Eminenza, in diverse interviste rilasciate a delle riviste, avete lasciato capire che dovrebbe essere concessa una piú ampia libertà al rito tradizionale. Potete confermarlo o lasciarlo intendere anche adesso?

Card. Arinze ­ Dopo il Concilio Vaticano II, la Chiesa ha ricevuto il messale di Paolo VI, come aveva  ricevuto il messale di Pio V dopo il Concilio di Trento. Ma il papa Giovanni Paolo II ha detto che se vi erano dei gruppi che preferivano la messa che chiamiamo tridentina, il vescovo l’avrebbe permessa indicando il luogo e il tempo. È la pratica odierna. Questa celebrazione della messa tridentina è affidata alla Commissione Ecclesia Dei. La nostra Congregazione del Culto Divino è invece incaricata della celebrazione col messale odierno. La preoccupazione della nostra Congregazione è la fedeltà al rito sacro. Per il resto, la chiesa di Francia e le chiese di tutti gli altri paesi esaminano le soluzioni. Non sarebbe giusto che io dessi una ricetta, né per la Francia, né per gli altri paesi, ma la nostra Congregazione è aperta a ogni discussione.

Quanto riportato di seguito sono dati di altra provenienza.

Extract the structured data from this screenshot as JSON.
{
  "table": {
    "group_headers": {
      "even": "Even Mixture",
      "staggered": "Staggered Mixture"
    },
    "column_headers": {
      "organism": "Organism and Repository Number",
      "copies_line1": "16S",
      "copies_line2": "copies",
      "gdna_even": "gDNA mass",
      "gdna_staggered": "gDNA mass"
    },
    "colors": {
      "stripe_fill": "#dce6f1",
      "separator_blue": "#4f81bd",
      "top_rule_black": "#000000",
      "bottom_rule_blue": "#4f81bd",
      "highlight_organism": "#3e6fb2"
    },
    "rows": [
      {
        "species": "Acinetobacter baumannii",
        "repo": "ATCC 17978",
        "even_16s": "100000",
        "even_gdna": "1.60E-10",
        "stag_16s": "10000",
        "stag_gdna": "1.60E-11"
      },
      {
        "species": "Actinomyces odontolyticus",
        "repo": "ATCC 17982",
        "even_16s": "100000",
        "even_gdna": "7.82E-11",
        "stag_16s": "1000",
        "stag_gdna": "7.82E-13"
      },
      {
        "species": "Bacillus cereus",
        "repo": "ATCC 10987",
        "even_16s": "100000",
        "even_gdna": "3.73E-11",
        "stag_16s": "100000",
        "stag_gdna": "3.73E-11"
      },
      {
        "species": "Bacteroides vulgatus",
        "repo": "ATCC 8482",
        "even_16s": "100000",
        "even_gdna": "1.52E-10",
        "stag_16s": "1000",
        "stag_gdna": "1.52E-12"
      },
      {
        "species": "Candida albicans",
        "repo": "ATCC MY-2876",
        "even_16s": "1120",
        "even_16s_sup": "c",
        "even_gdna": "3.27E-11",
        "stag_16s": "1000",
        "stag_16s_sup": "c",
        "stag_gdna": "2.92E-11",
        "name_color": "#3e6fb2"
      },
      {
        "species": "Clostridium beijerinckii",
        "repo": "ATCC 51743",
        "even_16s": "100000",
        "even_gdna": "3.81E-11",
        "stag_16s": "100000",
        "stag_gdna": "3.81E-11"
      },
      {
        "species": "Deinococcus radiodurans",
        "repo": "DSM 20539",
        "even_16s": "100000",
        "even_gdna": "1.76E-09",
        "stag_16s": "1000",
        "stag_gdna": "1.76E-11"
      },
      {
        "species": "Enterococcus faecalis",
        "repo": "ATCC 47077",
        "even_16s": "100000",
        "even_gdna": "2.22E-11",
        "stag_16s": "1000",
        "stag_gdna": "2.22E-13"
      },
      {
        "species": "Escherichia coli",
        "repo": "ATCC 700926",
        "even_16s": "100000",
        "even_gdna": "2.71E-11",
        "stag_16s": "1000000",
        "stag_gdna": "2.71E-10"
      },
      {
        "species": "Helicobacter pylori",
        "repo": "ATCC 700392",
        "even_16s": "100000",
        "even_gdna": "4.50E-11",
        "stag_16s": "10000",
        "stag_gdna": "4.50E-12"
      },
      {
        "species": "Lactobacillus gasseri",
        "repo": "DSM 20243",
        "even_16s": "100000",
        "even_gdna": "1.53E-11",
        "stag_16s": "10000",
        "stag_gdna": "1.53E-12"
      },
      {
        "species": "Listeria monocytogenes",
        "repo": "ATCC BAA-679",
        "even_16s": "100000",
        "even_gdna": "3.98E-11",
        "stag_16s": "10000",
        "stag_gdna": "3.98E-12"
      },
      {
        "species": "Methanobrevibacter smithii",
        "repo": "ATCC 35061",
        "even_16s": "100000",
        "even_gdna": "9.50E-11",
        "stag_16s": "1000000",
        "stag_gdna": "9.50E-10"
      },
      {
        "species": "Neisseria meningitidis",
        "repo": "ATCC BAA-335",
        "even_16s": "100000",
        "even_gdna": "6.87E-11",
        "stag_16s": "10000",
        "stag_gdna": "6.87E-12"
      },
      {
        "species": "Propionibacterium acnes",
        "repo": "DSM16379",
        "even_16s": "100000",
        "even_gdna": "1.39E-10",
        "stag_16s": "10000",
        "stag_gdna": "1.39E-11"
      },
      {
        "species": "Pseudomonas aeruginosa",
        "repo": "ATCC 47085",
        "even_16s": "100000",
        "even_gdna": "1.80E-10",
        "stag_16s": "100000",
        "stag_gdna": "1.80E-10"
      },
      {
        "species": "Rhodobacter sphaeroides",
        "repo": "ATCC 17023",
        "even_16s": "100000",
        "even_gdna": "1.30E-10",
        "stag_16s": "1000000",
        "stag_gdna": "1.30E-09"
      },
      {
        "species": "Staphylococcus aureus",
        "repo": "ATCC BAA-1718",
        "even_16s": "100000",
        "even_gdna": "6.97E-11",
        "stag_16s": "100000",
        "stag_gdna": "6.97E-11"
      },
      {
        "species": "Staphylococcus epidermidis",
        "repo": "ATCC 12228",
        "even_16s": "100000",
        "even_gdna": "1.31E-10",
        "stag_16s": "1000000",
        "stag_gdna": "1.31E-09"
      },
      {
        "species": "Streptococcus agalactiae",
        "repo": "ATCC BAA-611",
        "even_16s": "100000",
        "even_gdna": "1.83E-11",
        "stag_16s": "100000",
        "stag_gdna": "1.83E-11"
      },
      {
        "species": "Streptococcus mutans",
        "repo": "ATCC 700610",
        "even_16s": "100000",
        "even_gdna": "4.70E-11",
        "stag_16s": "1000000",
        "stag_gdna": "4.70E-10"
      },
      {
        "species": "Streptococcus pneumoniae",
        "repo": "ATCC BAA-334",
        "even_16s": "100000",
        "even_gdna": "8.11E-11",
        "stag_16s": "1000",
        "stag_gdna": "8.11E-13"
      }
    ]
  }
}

Eminenza, voi venite da un paese, la Nigeria, che, insieme al cattolicesimo africano, ha la singolarità di essere oggi in crescita numerica. Il rinnovamento del clero è assicurato, poiché il vostro paese è quello che ha il numero piú alto di seminaristi per prete (1,19 seminaristi per ogni prete, secondo le statistiche della Congregazione per il Clero). La secolarizzazione che colpisce l’Occidente, non tocca la Nigeria?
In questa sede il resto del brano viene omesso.